District Judge William H. Orrick of San Francisco late Thursday directed David Daleiden and his attorneys to take down at least 11 names and several hours of video secretly filmed at two National Abortion Federation conferences, which they had posted online this week. Orrick issued an injunction last year barring the release of the footage and names, but an attorney defending Daleiden in a separate criminal case posted the material on his website, arguing that it had become part of the public record.

Daleiden complied with the order; the videos were removed from YouTube on Thursday night and the names struck from his attorney’s website. Orrick also set a June 14 hearing to determine whether to hold Daleiden in contempt for what appeared to be an “intentional violation” of the injunction.

It is the latest twist in a long-running saga involving Daleiden, who made headlines two years ago for secretly recording conversations with abortion providers in an attempt to prove that Planned Parenthood, the women’s health organization, illegally sells fetal tissue for profit.

Posing as a representative from a biomedical firm, Daleiden and hired actors visited Planned Parenthood clinics, attended conferences and lunched with high-level officials. Wearing a hidden camera, he captured his subjects speaking in casual and often graphic terms about abortion procedures and methods for removing fetus parts so they can be extracted to meet the demands of researchers. Edited versions of the videos have been widely viewed online.

Planned Parenthood denied any wrongdoing, and multiple state investigations have failed to find evidence that the group violated any laws. California’s attorney general, Xavier Becerra, earlier this year charged Daleiden and a partner with 15 felony counts of violating the privacy of health-care providers by recording confidential information without their consent.

The project gave fuel to abortion foes in Washington, who are considering unprecedented action against Planned Parenthood. The Senate is preparing to consider a health-care bill that would, among other things, block the organization from receiving reimbursements from Medicaid. President Trump this week proposed in his budget cutting off other federal funds to the group.

In a statement, Planned Parenthood officials noted the timing of the release of the new videos, which were online for most of the day Thursday. “The malicious attacks on Planned Parenthood and on women’s health are baseless and this latest one is clearly intended to fuel attacks in Congress that would deny millions of women access to birth control and cancer screenings at Planned Parenthood health centers,” the organization said.

The National Abortion Federation, which filed the lawsuit that led to Orrick’s injunction, also condemned the release of the blocked videos and names. The organization’s president, Vicki Saporta, said abortion providers sometimes face threats and violence, and they have been particularly on edge since a gunman killed three people and wounded nine at a Colorado Planned Parenthood clinic in 2015. NAF has recorded a spike in threats against abortion providers since Daleiden’s initial videos went public.

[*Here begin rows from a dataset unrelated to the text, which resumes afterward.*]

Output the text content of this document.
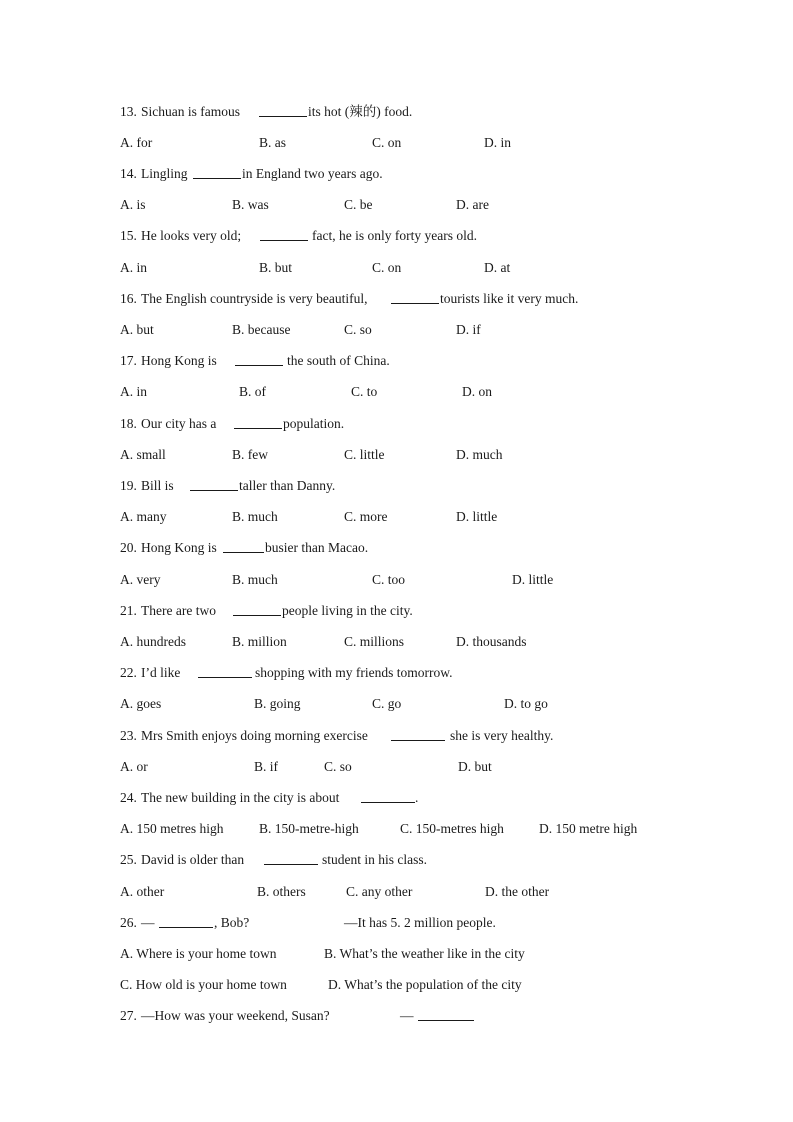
13. Sichuan is famous	its hot (辣的) food.
A. for	B. as	C. on	D. in
14. Lingling	in England two years ago.
A. is	B. was	C. be	D. are
15. He looks very old;	fact, he is only forty years old.
A. in	B. but	C. on	D. at
16. The English countryside is very beautiful,	tourists like it very much.
A. but	B. because	C. so	D. if
17. Hong Kong is	the south of China.
A. in	B. of	C. to	D. on
18. Our city has a	population.
A. small	B. few	C. little	D. much
19. Bill is	taller than Danny.
A. many	B. much	C. more	D. little
20. Hong Kong is	busier than Macao.
A. very	B. much	C. too	D. little
21. There are two	people living in the city.
A. hundreds	B. million	C. millions	D. thousands
22. I’d like	shopping with my friends tomorrow.
A. goes	B. going	C. go	D. to go
23. Mrs Smith enjoys doing morning exercise	she is very healthy.
A. or	B. if	C. so	D. but
24. The new building in the city is about	.
A. 150 metres high	B. 150-metre-high	C. 150-metres high	D. 150 metre high
25. David is older than	student in his class.
A. other	B. others	C. any other	D. the other
26. —	, Bob?	—It has 5. 2 million people.
A. Where is your home town	B. What’s the weather like in the city
C. How old is your home town	D. What’s the population of the city
27. —How was your weekend, Susan?	—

“This baseless smear campaign has threatened the safety and security of abortion providers and the future of life-saving medical research,” Saporta said in a statement. “We will not rest until Daleiden and his co-conspirators are held accountable for their actions.”

The material was online long enough to catch the attention of a number of antiabortion activists. “How long will we be blind to the brutal destruction of these vulnerable babies?” one activist, Lila Rose, said in a statement. Anonymously posted clips of the covert video began showing up on a popular file-sharing site Friday.

Daleiden’s criminal defense attorneys, Steve Cooley and Brentford Ferreira, initially posted the videos and names publicly hoping to draw out women who had been harmed by the doctors featured in them, Ferreira said in an interview. Ferreira rejected the idea that doing so left the providers vulnerable to violence.

“David Daleiden is not responsible for that madman in Colorado,” he said, referring to the 2015 shootings.

In remarks on Cooley’s firm’s website, the attorneys called Daleiden an investigative journalist and described his revelations as “the most infamous and disturbing story of unethical and illegal medical practices since the Tuskegee Institute scandal.”

They argued that the names of the abortion providers Daleiden secretly recorded at the National Abortion Federation conferences became part of the public record earlier this month, when Becerra disclosed them to Daleiden’s legal team. The individuals were listed anonymously as victims in the criminal complaint, and they were provided to Cooley and his associates with the caveat that they were “confidential.” But, the remarks said, “there is no protective order in place in state court that would protect the names … and David is entitled to a public defense.”